Friday, August 7, 2009

Google Wave - a little more this time

Google Wave has been out for developers for a few weeks now, and I've been one of the fortunate ones to get a test trial of Wave. So far so good, but it's still majorly buggy.

Here's what Wave is, if you ask me: Email + IM + social networking + online collaboration + wiki + discussion groups + widgets, all into one interface, seamlessly integrated.

Why do I say seamlessly? It's because there isn't a separate screen estate for, say, chat and email - you do everything from one sub-window.

Here's a blurred censored screenshot of the Wave interface (you can see the video posted here, which was on day 2 of the Google I/O conference - I only watched 15 minutes of it and started to drool).

Here, you can see the interface shown in the I/O video above - except there are a few advancements (such as bug fixes et al), but what's so special?

It can replace conventional email - not only does it have Gmail's threaded view (conversation view), it also has a contact list with which you add "participants" into your wave (recipients, in other words).

Now others can invite others (although I think in the future, this'll be an option later on to remove participants) so your wave can turn into a tsunami with a multitude of authors and what-not.

Look at the bottom-right: you see tags. There are also folders here - but they act as labels (as in, they're more like the "add label and archive" format, cause you can see them if you click on "All". History and Settings don't work (yet).

On the right hand side is where you see replies to your wave. You can reply normally by clicking on the reply button (or a keyboard shortcut) or have an inline reply (highlight some text, then press "enter" on your keyboard, or the "Reply" button in the interface) (not shown). There are apparently 3 types of replies: child, sibling and something else (I'll update this when I get the names of all three).

If both participants are viewing a wave (that is, if both are online) and one of them is adding a reply (or editing - more on this in a bit), they can actually see what they're typing - in REAL TIME! This means you can quickly answer what they're saying, without having to wait for them to finish (and edit your replies accordingly). There is meant to be an option to change this and show a message similar to "x is typing" instead of the realtime characters, but it's not on right now.

You can edit posts - yes, edit them. This makes it a perfect alternative to Wikis with a commenting system (for e.g., the first post will be the wiki content, and subsequent replies can act as notes/comments). Anyone can edit (right now) if they can see your wave.

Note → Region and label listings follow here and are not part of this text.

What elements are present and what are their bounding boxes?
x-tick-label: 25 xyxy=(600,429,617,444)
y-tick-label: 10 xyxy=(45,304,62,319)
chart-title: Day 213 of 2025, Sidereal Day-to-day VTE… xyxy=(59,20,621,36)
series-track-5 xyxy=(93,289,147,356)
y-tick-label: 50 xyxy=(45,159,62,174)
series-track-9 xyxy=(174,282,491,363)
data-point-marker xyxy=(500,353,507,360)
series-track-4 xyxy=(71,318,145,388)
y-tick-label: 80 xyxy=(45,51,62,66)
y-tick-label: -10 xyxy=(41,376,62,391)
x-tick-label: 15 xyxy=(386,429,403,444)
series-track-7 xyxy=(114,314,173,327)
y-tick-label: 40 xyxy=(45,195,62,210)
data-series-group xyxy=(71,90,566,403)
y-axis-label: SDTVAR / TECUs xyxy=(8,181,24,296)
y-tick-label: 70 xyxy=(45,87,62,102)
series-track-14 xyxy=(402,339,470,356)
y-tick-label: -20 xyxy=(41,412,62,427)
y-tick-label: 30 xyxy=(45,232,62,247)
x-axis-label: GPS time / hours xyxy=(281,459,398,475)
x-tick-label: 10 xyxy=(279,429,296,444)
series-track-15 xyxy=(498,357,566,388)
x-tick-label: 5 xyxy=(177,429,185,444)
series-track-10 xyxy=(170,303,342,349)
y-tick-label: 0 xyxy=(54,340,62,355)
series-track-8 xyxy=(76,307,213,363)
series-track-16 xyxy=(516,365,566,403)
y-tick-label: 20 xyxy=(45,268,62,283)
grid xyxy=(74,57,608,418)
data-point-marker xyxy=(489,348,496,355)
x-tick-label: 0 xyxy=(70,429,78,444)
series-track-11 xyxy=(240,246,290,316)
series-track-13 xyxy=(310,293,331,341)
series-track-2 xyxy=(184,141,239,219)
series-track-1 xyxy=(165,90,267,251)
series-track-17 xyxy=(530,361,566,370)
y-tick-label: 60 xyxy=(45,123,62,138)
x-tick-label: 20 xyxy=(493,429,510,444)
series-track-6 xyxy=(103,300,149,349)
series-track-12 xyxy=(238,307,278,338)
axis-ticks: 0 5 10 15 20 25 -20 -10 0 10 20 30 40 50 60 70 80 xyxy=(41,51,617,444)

You can have bots in your wave -for e.g., there's a "Swedish Bot" in Wave right now (not sure who made it) that automatically edits and posts your English message into a Swedish-accented messages (for e.g., "what are you doing" would become something like "vaat arr you dooing?" - I don't know the exact details, but it should suffice as an example). You've got bouncers in it too (for removing participants) and tons others. You can add gadgets/apps in Wave as well - for instance, someone started a chess game in a wave (and you can reply as a chat thingi).

But because this is a developer preview (translation: alpha, or pre-beta, or broken), there are bugs. The client's crashes seem to have reduced (the only way to report bugs is either on the specific link, or when the client crashes - the report a bug link doesn't work). You can't attach files via the menu (but drag and drop works perfectly from Windows). Groups aren't implemented yet (not sure if they will be) but you can have pseudo-groups in Wave - you add the participants manually (like a mailing list, in which you add 20 people instead of emailing one address). There is a way to make your wave "public", but that's different. Groups aren't always public.

I think that's alot of information. I'm not sure if what I'm doing violates the NDA or not (considering Google's already demoed the project) but I think this info should help put people at ease why Wave is the next big thing, which might put other services out of place (if this gets all it's bugs squashed out). I'm sure I've left out some info (such as the ability to use Wave on the iPhone almost flawlessly - I haven't used it, but those who have say so) so pardon that. If there's anything you'd like to ask, go ahead.

Edit: right now, they use HTTPS for everything, so it's a bit slow.